Web lists-archives.com

Re: Revision walking, commit dates, slop

Derrick Stolee <stolee@xxxxxxxxx> writes:
> On 5/20/2019 7:02 AM, Jakub Narebski wrote:
>> Are there any blockers that prevent the switch to this
>> "generation number v2"?
>> - Is it a problem with insufficient data to choose the correct numbering
>>   as "generation number v2' (there can be only one)?
>> - Is it a problem with selected "generation number v2" being
>>   incompatibile with gen v2, and Git failing when new version of
>>   commit-graph is used instead of softly just not using commit-graph?
>> - Or is it something else?

Thanks for the explanation.

> The switch becomes a bit complicated.
> First, the plan was to version the commit-graph file to v2, and that would
> include a byte in the header for the "reachability index version" [1]. Since
> older clients fail hard on a newer file version, we are switching to instead
> including the reachability index version as a value in a more flexible 
> "metadata chunk" [2].

Ugh, that is bad.  The version number inn the commit-graph file format
was supposed to make it possible to easily change the format; now it
looks like we are stuck with workarounds until the released version that
dies on never commit-graph file format version innstead of softly not
utilizing the commit-graph file dies off.

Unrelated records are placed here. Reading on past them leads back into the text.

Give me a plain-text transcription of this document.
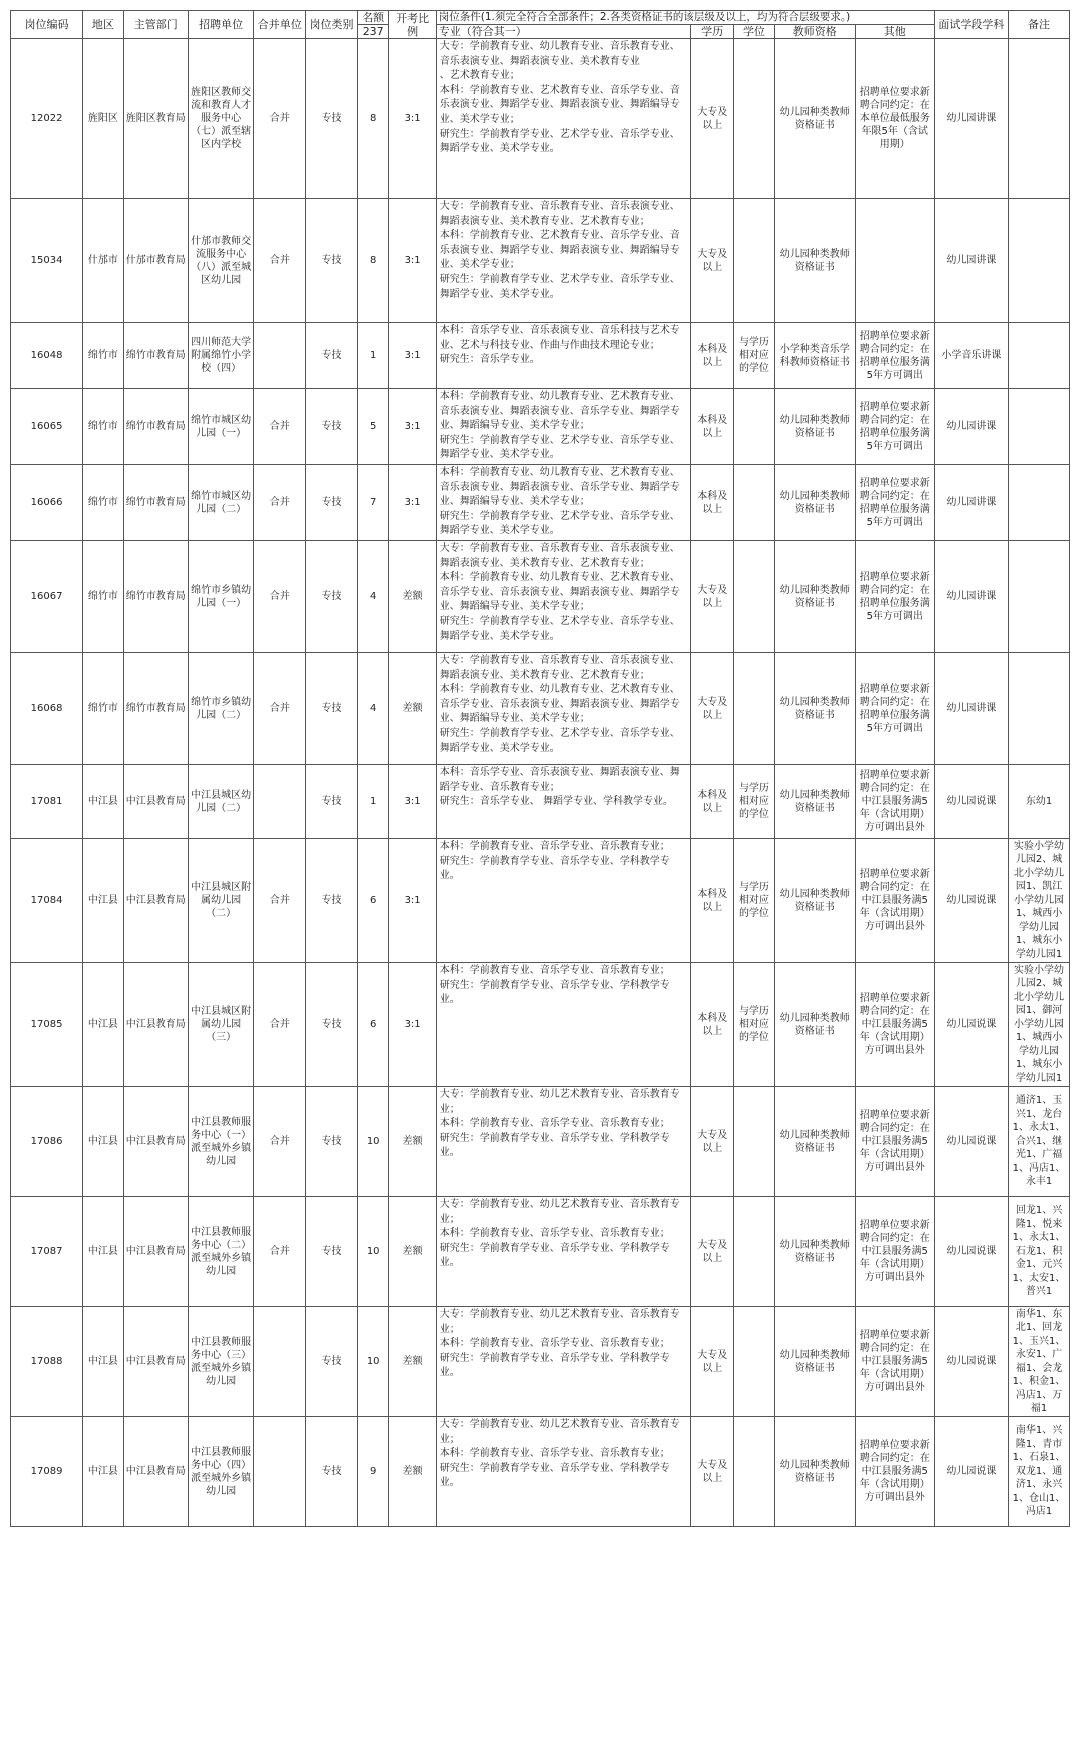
岗位编码	地区	主管部门	招聘单位	合并单位	岗位类别	名额	开考比例	岗位条件(1.须完全符合全部条件；2.各类资格证书的该层级及以上，均为符合层级要求。)					面试学段学科	备注
						237		专业（符合其一）	学历	学位	教师资格	其他		
12022	旌阳区	旌阳区教育局	旌阳区教师交流和教育人才服务中心（七）派至辖区内学校	合并	专技	8	3:1	大专：学前教育专业、幼儿教育专业、音乐教育专业、音乐表演专业、舞蹈表演专业、美术教育专业
、艺术教育专业；
本科：学前教育专业、艺术教育专业、音乐学专业、音乐表演专业、舞蹈学专业、舞蹈表演专业、舞蹈编导专业、美术学专业；
研究生：学前教育学专业、艺术学专业、音乐学专业、舞蹈学专业、美术学专业。	大专及以上		幼儿园种类教师资格证书	招聘单位要求新聘合同约定：在本单位最低服务年限5年（含试用期）	幼儿园讲课	
15034	什邡市	什邡市教育局	什邡市教师交流服务中心（八）派至城区幼儿园	合并	专技	8	3:1	大专：学前教育专业、音乐教育专业、音乐表演专业、舞蹈表演专业、美术教育专业、艺术教育专业；
本科：学前教育专业、艺术教育专业、音乐学专业、音乐表演专业、舞蹈学专业、舞蹈表演专业、舞蹈编导专业、美术学专业；
研究生：学前教育学专业、艺术学专业、音乐学专业、舞蹈学专业、美术学专业。	大专及以上		幼儿园种类教师资格证书		幼儿园讲课	
16048	绵竹市	绵竹市教育局	四川师范大学附属绵竹小学校（四）		专技	1	3:1	本科：音乐学专业、音乐表演专业、音乐科技与艺术专业、艺术与科技专业、作曲与作曲技术理论专业；
研究生：音乐学专业。	本科及以上	与学历相对应的学位	小学种类音乐学科教师资格证书	招聘单位要求新聘合同约定：在招聘单位服务满5年方可调出	小学音乐讲课	
16065	绵竹市	绵竹市教育局	绵竹市城区幼儿园（一）	合并	专技	5	3:1	本科：学前教育专业、幼儿教育专业、艺术教育专业、音乐表演专业、舞蹈表演专业、音乐学专业、舞蹈学专业、舞蹈编导专业、美术学专业；
研究生：学前教育学专业、艺术学专业、音乐学专业、舞蹈学专业、美术学专业。	本科及以上		幼儿园种类教师资格证书	招聘单位要求新聘合同约定：在招聘单位服务满5年方可调出	幼儿园讲课	
16066	绵竹市	绵竹市教育局	绵竹市城区幼儿园（二）	合并	专技	7	3:1	本科：学前教育专业、幼儿教育专业、艺术教育专业、音乐表演专业、舞蹈表演专业、音乐学专业、舞蹈学专业、舞蹈编导专业、美术学专业；
研究生：学前教育学专业、艺术学专业、音乐学专业、舞蹈学专业、美术学专业。	本科及以上		幼儿园种类教师资格证书	招聘单位要求新聘合同约定：在招聘单位服务满5年方可调出	幼儿园讲课	
16067	绵竹市	绵竹市教育局	绵竹市乡镇幼儿园（一）	合并	专技	4	差额	大专：学前教育专业、音乐教育专业、音乐表演专业、舞蹈表演专业、美术教育专业、艺术教育专业；
本科：学前教育专业、幼儿教育专业、艺术教育专业、音乐学专业、音乐表演专业、舞蹈表演专业、舞蹈学专业、舞蹈编导专业、美术学专业；
研究生：学前教育学专业、艺术学专业、音乐学专业、舞蹈学专业、美术学专业。	大专及以上		幼儿园种类教师资格证书	招聘单位要求新聘合同约定：在招聘单位服务满5年方可调出	幼儿园讲课	
16068	绵竹市	绵竹市教育局	绵竹市乡镇幼儿园（二）	合并	专技	4	差额	大专：学前教育专业、音乐教育专业、音乐表演专业、舞蹈表演专业、美术教育专业、艺术教育专业；
本科：学前教育专业、幼儿教育专业、艺术教育专业、音乐学专业、音乐表演专业、舞蹈表演专业、舞蹈学专业、舞蹈编导专业、美术学专业；
研究生：学前教育学专业、艺术学专业、音乐学专业、舞蹈学专业、美术学专业。	大专及以上		幼儿园种类教师资格证书	招聘单位要求新聘合同约定：在招聘单位服务满5年方可调出	幼儿园讲课	
17081	中江县	中江县教育局	中江县城区幼儿园（二）		专技	1	3:1	本科：音乐学专业、音乐表演专业、舞蹈表演专业、舞蹈学专业、音乐教育专业；
研究生：音乐学专业、 舞蹈学专业、学科教学专业。	本科及以上	与学历相对应的学位	幼儿园种类教师资格证书	招聘单位要求新聘合同约定：在中江县服务满5年（含试用期）方可调出县外	幼儿园说课	东幼1
17084	中江县	中江县教育局	中江县城区附属幼儿园（二）	合并	专技	6	3:1	本科：学前教育专业、音乐学专业、音乐教育专业；
研究生：学前教育学专业、音乐学专业、学科教学专业。	本科及以上	与学历相对应的学位	幼儿园种类教师资格证书	招聘单位要求新聘合同约定：在中江县服务满5年（含试用期）方可调出县外	幼儿园说课	实验小学幼儿园2、城北小学幼儿园1、凯江小学幼儿园1、城西小学幼儿园1、城东小学幼儿园1
17085	中江县	中江县教育局	中江县城区附属幼儿园（三）	合并	专技	6	3:1	本科：学前教育专业、音乐学专业、音乐教育专业；
研究生：学前教育学专业、音乐学专业、学科教学专业。	本科及以上	与学历相对应的学位	幼儿园种类教师资格证书	招聘单位要求新聘合同约定：在中江县服务满5年（含试用期）方可调出县外	幼儿园说课	实验小学幼儿园2、城北小学幼儿园1、御河小学幼儿园1、城西小学幼儿园1、城东小学幼儿园1
17086	中江县	中江县教育局	中江县教师服务中心（一）派至城外乡镇幼儿园	合并	专技	10	差额	大专：学前教育专业、幼儿艺术教育专业、音乐教育专业；
本科：学前教育专业、音乐学专业、音乐教育专业；
研究生：学前教育学专业、音乐学专业、学科教学专业。	大专及以上		幼儿园种类教师资格证书	招聘单位要求新聘合同约定：在中江县服务满5年（含试用期）方可调出县外	幼儿园说课	通济1、玉兴1、龙台1、永太1、合兴1、继光1、广福1、冯店1、永丰1
17087	中江县	中江县教育局	中江县教师服务中心（二）派至城外乡镇幼儿园	合并	专技	10	差额	大专：学前教育专业、幼儿艺术教育专业、音乐教育专业；
本科：学前教育专业、音乐学专业、音乐教育专业；
研究生：学前教育学专业、音乐学专业、学科教学专业。	大专及以上		幼儿园种类教师资格证书	招聘单位要求新聘合同约定：在中江县服务满5年（含试用期）方可调出县外	幼儿园说课	回龙1、兴隆1、悦来1、永太1、石龙1、积金1、元兴1、太安1、普兴1
17088	中江县	中江县教育局	中江县教师服务中心（三）派至城外乡镇幼儿园		专技	10	差额	大专：学前教育专业、幼儿艺术教育专业、音乐教育专业；
本科：学前教育专业、音乐学专业、音乐教育专业；
研究生：学前教育学专业、音乐学专业、学科教学专业。	大专及以上		幼儿园种类教师资格证书	招聘单位要求新聘合同约定：在中江县服务满5年（含试用期）方可调出县外	幼儿园说课	南华1、东北1、回龙1、玉兴1、永安1、广福1、会龙1、积金1、冯店1、万福1
17089	中江县	中江县教育局	中江县教师服务中心（四）派至城外乡镇幼儿园		专技	9	差额	大专：学前教育专业、幼儿艺术教育专业、音乐教育专业；
本科：学前教育专业、音乐学专业、音乐教育专业；
研究生：学前教育学专业、音乐学专业、学科教学专业。	大专及以上		幼儿园种类教师资格证书	招聘单位要求新聘合同约定：在中江县服务满5年（含试用期）方可调出县外	幼儿园说课	南华1、兴隆1、青市1、石泉1、双龙1、通济1、永兴1、仓山1、冯店1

How this issue got missed in review...

If we cannot change the format, all that is left is ading new chunks,
and changes that conform to commit-graph file version 1.  

>                      Using the generation number column for the corrected
> commit-date offsets (assuming we also guarantee the offset is strictly
> increasing from parent to child), these new values will be backwards-
> compatible _except_ for 'git commit-graph verify'.

O.K., so the "generation number v2 (legacy)" would be incremental and
backward-compatibile in use (though not in generation and validation).

Do I understand it correctly how it is calculated:

  corrected_date(C) = max(committer_date(C),
                          max_{P ∈ parents(C)}(corrected_date(P)) + 1)
  offset(C) = corrected_date(C) - committer_date(C)
  gen_v2(C) = max(offset(C), max_{P ∈ parents(C)}(gen_v2(P)) + 1) 

Do you have benchmark for this "monotonically offset corrected commit
date" generation number in https://github.com/derrickstolee/git/commits/reach-perf
and https://github.com/derrickstolee/gen-test ?

Also, what would happen if different versions of Git tried to add to
commit-graph in interleaved way, either with rewrite or incremental?

> Second, we need to pull the reachability index value into a commit slab.

Is commit slab documented somewhere in Documentation/technical/, or just
in comments in commit-slab.h?

As I understand it, commit slab is Git-specific implementition of
inside-out object storage for commit data (i.e. struct of arrays instead
of array of structs), isn't it?  I wonder if using commit slab improves
cache utilization...

> The generation value is currently 32 bits, but we will expand that to
> 64 as it stores a timestamp. The commit struct is a bit bloated already,
> so this will reduce the required memory space even when not using the
> commit-graph. But, it requires some refactoring, including every place
> where we pass a "min_generation" needs to change type and name.

Could this be done with Coccinelle's spatch, similar to
e.g. contrib/coccinelle/commit.cocci?

> Third and finally, we need to calculate the new values and change the
> read logic to sum the offset and commit-date (when the metadata chunk
> says we are using corrected commit date).


> While none of this is _incredibly_ hard to do, it does require a bit
> of care. It's on my list to get to at some point, but making the file
> incremental is higher priority to me.

All right, I can understand that.

> [1] https://public-inbox.org/git/pull.112.git.gitgitgadget@xxxxxxxxx/
> [2] https://public-inbox.org/git/87h8acivkh.fsf@xxxxxxxxxxxxxxxxxxx/

Jakub Narębski